En 1390, il fit construire un monastère, une église, un cloître et un réfectoire, pour y accueillir 12 religieux.
Cependant, il décéda avant l’achèvement du monastère. Sa fille, Marie, vendit le comté de Soissons au Duc d’Orléans en 1404, tout en lui demandant de terminer le projet de son père.
4 ans après, l’abbaye des Célestins Sainte-Trinité était établie avec 18 religieux.
Selon l’abbé Roussel, l’abbaye s’étendait entre la rivière de l’Aisne et le village de Villeneuve dans un enclos de 15 arpents[3] (environ 5 hectares), avec vignes, jardins, fontaines, monastère et dépendances, entourés de fossés pour préserver les constructions des inondations. Les bâtiments étaient bâtis en pierres et couverts en ardoise. La chapelle, surmontée d’un clocher, conservait le cœur d’Enguerrand VII.

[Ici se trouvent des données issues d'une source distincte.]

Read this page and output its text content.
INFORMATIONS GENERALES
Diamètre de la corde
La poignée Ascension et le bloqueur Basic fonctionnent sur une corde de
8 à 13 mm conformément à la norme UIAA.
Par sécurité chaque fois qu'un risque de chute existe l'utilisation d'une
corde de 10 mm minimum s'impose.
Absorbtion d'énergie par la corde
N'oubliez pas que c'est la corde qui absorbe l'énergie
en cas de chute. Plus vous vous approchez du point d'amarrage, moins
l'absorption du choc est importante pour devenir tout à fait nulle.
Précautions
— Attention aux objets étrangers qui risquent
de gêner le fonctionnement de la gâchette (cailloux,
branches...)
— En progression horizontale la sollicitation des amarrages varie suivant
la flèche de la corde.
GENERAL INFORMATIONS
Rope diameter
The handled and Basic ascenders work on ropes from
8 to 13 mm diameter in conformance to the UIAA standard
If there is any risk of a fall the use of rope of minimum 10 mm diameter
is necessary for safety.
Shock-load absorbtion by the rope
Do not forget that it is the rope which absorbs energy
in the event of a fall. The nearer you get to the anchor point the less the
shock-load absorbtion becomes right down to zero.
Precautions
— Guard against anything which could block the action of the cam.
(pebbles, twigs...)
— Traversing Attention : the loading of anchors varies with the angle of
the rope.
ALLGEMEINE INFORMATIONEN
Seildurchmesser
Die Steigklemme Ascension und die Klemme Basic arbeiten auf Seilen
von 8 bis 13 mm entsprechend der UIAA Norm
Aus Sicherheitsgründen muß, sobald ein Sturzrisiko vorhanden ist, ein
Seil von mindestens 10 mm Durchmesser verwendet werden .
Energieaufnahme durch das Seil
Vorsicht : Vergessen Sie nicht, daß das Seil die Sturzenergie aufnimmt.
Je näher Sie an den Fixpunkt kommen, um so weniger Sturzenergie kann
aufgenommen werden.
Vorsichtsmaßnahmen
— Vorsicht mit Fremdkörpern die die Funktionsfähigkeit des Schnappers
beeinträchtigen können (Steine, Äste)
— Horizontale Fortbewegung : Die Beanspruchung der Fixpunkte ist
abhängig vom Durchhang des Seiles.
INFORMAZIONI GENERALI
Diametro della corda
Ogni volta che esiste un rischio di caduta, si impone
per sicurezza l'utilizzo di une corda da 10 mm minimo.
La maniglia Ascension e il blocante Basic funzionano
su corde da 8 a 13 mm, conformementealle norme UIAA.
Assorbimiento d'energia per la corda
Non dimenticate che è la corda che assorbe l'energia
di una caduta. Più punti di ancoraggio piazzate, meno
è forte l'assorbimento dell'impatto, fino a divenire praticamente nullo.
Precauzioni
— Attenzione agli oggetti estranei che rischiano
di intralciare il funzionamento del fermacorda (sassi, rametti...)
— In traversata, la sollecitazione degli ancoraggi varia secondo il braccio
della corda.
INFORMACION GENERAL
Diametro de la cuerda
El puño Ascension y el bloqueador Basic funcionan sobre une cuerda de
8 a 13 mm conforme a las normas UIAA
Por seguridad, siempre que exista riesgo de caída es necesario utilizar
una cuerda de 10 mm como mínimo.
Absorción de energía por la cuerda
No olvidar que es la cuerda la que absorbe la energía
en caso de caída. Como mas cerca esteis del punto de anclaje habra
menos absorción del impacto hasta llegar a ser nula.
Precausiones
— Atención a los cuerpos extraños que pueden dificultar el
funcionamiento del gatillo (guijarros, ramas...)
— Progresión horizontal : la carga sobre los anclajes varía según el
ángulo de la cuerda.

Après le saccage des Huguenots[4] en 1567, les bâtiments étaient dévastés et durent être reconstruits. L’abbé Roussel mentionna un monastère plus « grandiose… tandis que ses jardins, habilement dessinés, étaient rafraîchis par ses eaux jaillissantes qui ne se taisaient ni jour ni nuit ».
Les années qui suivirent furent prospères pour l’abbaye qui accueillit jusqu’à 30 religieux. Elle faisait la gloire du village et œuvre de bienfaisance auprès de ses habitants.

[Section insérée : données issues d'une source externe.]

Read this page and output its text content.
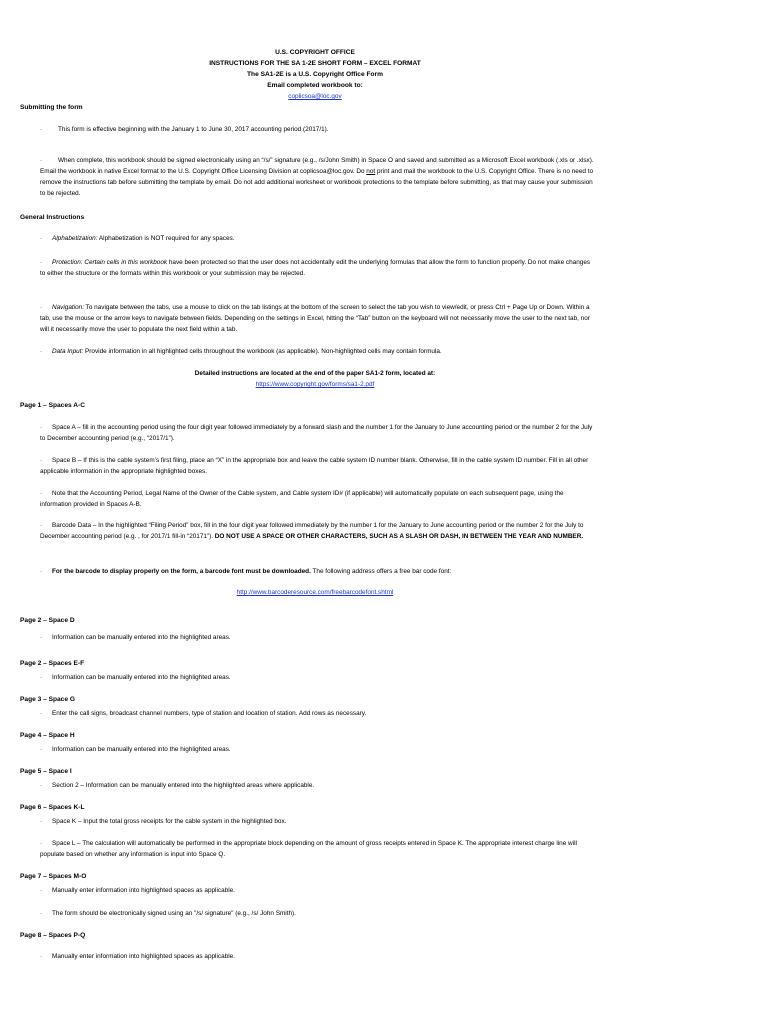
U.S. COPYRIGHT OFFICE
INSTRUCTIONS FOR THE SA 1-2E SHORT FORM – EXCEL FORMAT
The SA1-2E is a U.S. Copyright Office Form
Email completed workbook to:
coplicsoa@loc.gov
Submitting the form
· This form is effective beginning with the January 1 to June 30, 2017 accounting period (2017/1).
· When complete, this workbook should be signed electronically using an “/s/” signature (e.g., /s/John Smith) in Space O and saved and submitted as a Microsoft Excel workbook (.xls or .xlsx). Email the workbook in native Excel format to the U.S. Copyright Office Licensing Division at coplicsoa@loc.gov. Do not print and mail the workbook to the U.S. Copyright Office. There is no need to remove the instructions tab before submitting the template by email. Do not add additional worksheet or workbook protections to the template before submitting, as that may cause your submission to be rejected.
General Instructions
· Alphabetization: Alphabetization is NOT required for any spaces.
· Protection: Certain cells in this workbook have been protected so that the user does not accidentally edit the underlying formulas that allow the form to function properly. Do not make changes to either the structure or the formats within this workbook or your submission may be rejected.
· Navigation: To navigate between the tabs, use a mouse to click on the tab listings at the bottom of the screen to select the tab you wish to view/edit, or press Ctrl + Page Up or Down. Within a tab, use the mouse or the arrow keys to navigate between fields. Depending on the settings in Excel, hitting the “Tab” button on the keyboard will not necessarily move the user to the next tab, nor will it necessarily move the user to populate the next field within a tab.
· Data Input: Provide information in all highlighted cells throughout the workbook (as applicable). Non-highlighted cells may contain formula.
Detailed instructions are located at the end of the paper SA1-2 form, located at:
https://www.copyright.gov/forms/sa1-2.pdf
Page 1 – Spaces A-C
· Space A – fill in the accounting period using the four digit year followed immediately by a forward slash and the number 1 for the January to June accounting period or the number 2 for the July to December accounting period (e.g., “2017/1”).
· Space B – If this is the cable system’s first filing, place an “X” in the appropriate box and leave the cable system ID number blank. Otherwise, fill in the cable system ID number. Fill in all other applicable information in the appropriate highlighted boxes.
· Note that the Accounting Period, Legal Name of the Owner of the Cable system, and Cable system ID# (if applicable) will automatically populate on each subsequent page, using the information provided in Spaces A-B.
· Barcode Data – In the highlighted “Filing Period” box, fill in the four digit year followed immediately by the number 1 for the January to June accounting period or the number 2 for the July to December accounting period (e.g. , for 2017/1 fill-in “20171”). DO NOT USE A SPACE OR OTHER CHARACTERS, SUCH AS A SLASH OR DASH, IN BETWEEN THE YEAR AND NUMBER.
· For the barcode to display properly on the form, a barcode font must be downloaded. The following address offers a free bar code font:
http://www.barcoderesource.com/freebarcodefont.shtml
Page 2 – Space D
· Information can be manually entered into the highlighted areas.
Page 2 – Spaces E-F
· Information can be manually entered into the highlighted areas.
Page 3 – Space G
· Enter the call signs, broadcast channel numbers, type of station and location of station. Add rows as necessary.
Page 4 – Space H
· Information can be manually entered into the highlighted areas.
Page 5 – Space I
· Section 2 – Information can be manually entered into the highlighted areas where applicable.
Page 6 – Spaces K-L
· Space K – Input the total gross receipts for the cable system in the highlighted box.
· Space L – The calculation will automatically be performed in the appropriate block depending on the amount of gross receipts entered in Space K. The appropriate interest charge line will populate based on whether any information is input into Space Q.
Page 7 – Spaces M-O
· Manually enter information into highlighted spaces as applicable.
· The form should be electronically signed using an "/s/ signature" (e.g., /s/ John Smith).
Page 8 – Spaces P-Q
· Manually enter information into highlighted spaces as applicable.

A l’aube de la Révolution, il ne restait que 9 religieux.
En 1778, un arrêt du conseil du roi Louis XVI supprima la communauté des Célestins, puis ordonna l’évacuation du monastère de Villeneuve.
L’évêque de Soissons, Monseigneur de Bourdeilles, s’appropria volontiers l’abbaye pour en faire sa résidence de campagne favorite.
« Les villageois regrettèrent le départ des Célestins, leurs bienfaiteurs, qui grâce à eux n’avaient jamais connu la vraie misère ». (Abbé Roussel)
En 1790, l’ancienne abbaye fut réquisitionnée pour en faire une annexe de l’hôpital militaire de Soissons, avant d’être vendue comme bien national.
Sources :
Abbé R. Roussel, Histoire de l’abbaye des Célestins de Villeneuve-lès-Soissons, 1904.
Jean Leroux, Histoire de Soissons, 1839.
Wilfrid Lanoisellé, Monographie de Villeneuve-Saint-Germain, Paris, 1994.
[1] (1339-1397).
[2] Ordre monastique.
[3] Ancienne unité de mesure, 1 arpent = environ 35 ares, 1 are = 100 m², 100 m² = 0,01 hectare
[4] Protestants français pendant les guerres de religion.